THE NIGHT THEY STOLE MANHATTAN

By

Pub Date: March 28th, 1980
Publisher: Putnam

A laughable premise--executed, however, with considerable panache. Retired Major General Huckleby, now president of Howson Chemicals in New Jersey and worth about $900 million, is an angry patriot. And when his wife is slain in a N.Y. bank during an attack by terrorists of the Puerto Rican liberation movement, Huckleby decides to give the nation an object lesson.

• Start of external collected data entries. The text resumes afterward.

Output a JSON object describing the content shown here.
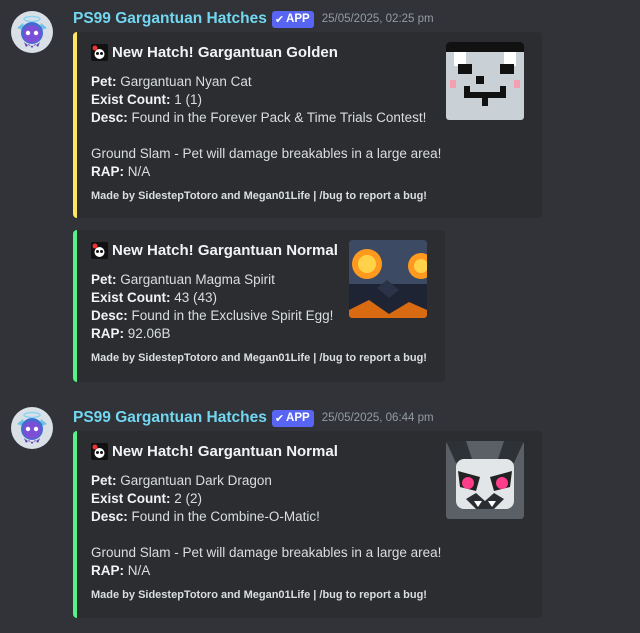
{
  "messages": [
    {
      "author": "PS99 Gargantuan Hatches",
      "badge": "APP",
      "timestamp": "25/05/2025, 02:25 pm",
      "embeds": [
        {
          "accent": "#fee75c",
          "title": "New Hatch! Gargantuan Golden",
          "pet_label": "Pet:",
          "pet": "Gargantuan Nyan Cat",
          "exist_label": "Exist Count:",
          "exist": "1 (1)",
          "desc_label": "Desc:",
          "desc": "Found in the Forever Pack & Time Trials Contest!",
          "ability": "Ground Slam - Pet will damage breakables in a large area!",
          "rap_label": "RAP:",
          "rap": "N/A",
          "footer": "Made by SidestepTotoro and Megan01Life | /bug to report a bug!",
          "thumbnail": "nyan-cat-pet"
        },
        {
          "accent": "#57f287",
          "title": "New Hatch! Gargantuan Normal",
          "pet_label": "Pet:",
          "pet": "Gargantuan Magma Spirit",
          "exist_label": "Exist Count:",
          "exist": "43 (43)",
          "desc_label": "Desc:",
          "desc": "Found in the Exclusive Spirit Egg!",
          "rap_label": "RAP:",
          "rap": "92.06B",
          "footer": "Made by SidestepTotoro and Megan01Life | /bug to report a bug!",
          "thumbnail": "magma-spirit-pet"
        }
      ]
    },
    {
      "author": "PS99 Gargantuan Hatches",
      "badge": "APP",
      "timestamp": "25/05/2025, 06:44 pm",
      "embeds": [
        {
          "accent": "#57f287",
          "title": "New Hatch! Gargantuan Normal",
          "pet_label": "Pet:",
          "pet": "Gargantuan Dark Dragon",
          "exist_label": "Exist Count:",
          "exist": "2 (2)",
          "desc_label": "Desc:",
          "desc": "Found in the Combine-O-Matic!",
          "ability": "Ground Slam - Pet will damage breakables in a large area!",
          "rap_label": "RAP:",
          "rap": "N/A",
          "footer": "Made by SidestepTotoro and Megan01Life | /bug to report a bug!",
          "thumbnail": "dark-dragon-pet"
        }
      ]
    }
  ]
}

He hires a brilliant mercenary and arranges for him to import terrorists from Ireland, Germany, and Syria to form a combat team to take over Manhattan. Not quite as dumb as it seems, the plan includes parking trucks filled with explosives from Howson Chemicals at the entrances to all the tunnels and bridges of the island and blowing up one or two just to show purposefulness. Then a billion dollars is to be transferred to a fully fueled jet at Kennedy and the terrorists will abscond to their respective countries and finance their homegrown liberation schemes. But the terrorists who accordingly arrive in the States are none-too-stable, and a few trip themselves up before the plan gets put into motion. Still, Manhattan's first black mayor finds himself hard-pressed when terrorists at Con Ed blow out all power lines to the Bronx; the cops dispatched to the Bronx leave Manhattan unguarded; that the Harlem River bridges are blown, the cops can't get back, and the island is taken over. Finally, the fumbling but successful terrorists are blown up in midair by the top mercenary, who then successfully escapes with the suicided general's daughter. . . or does he? Somehow there is a step-by-step plausibility to much of this nonsense--a cut above the similar terrorist fantasy-fandangos that have been proliferating lately.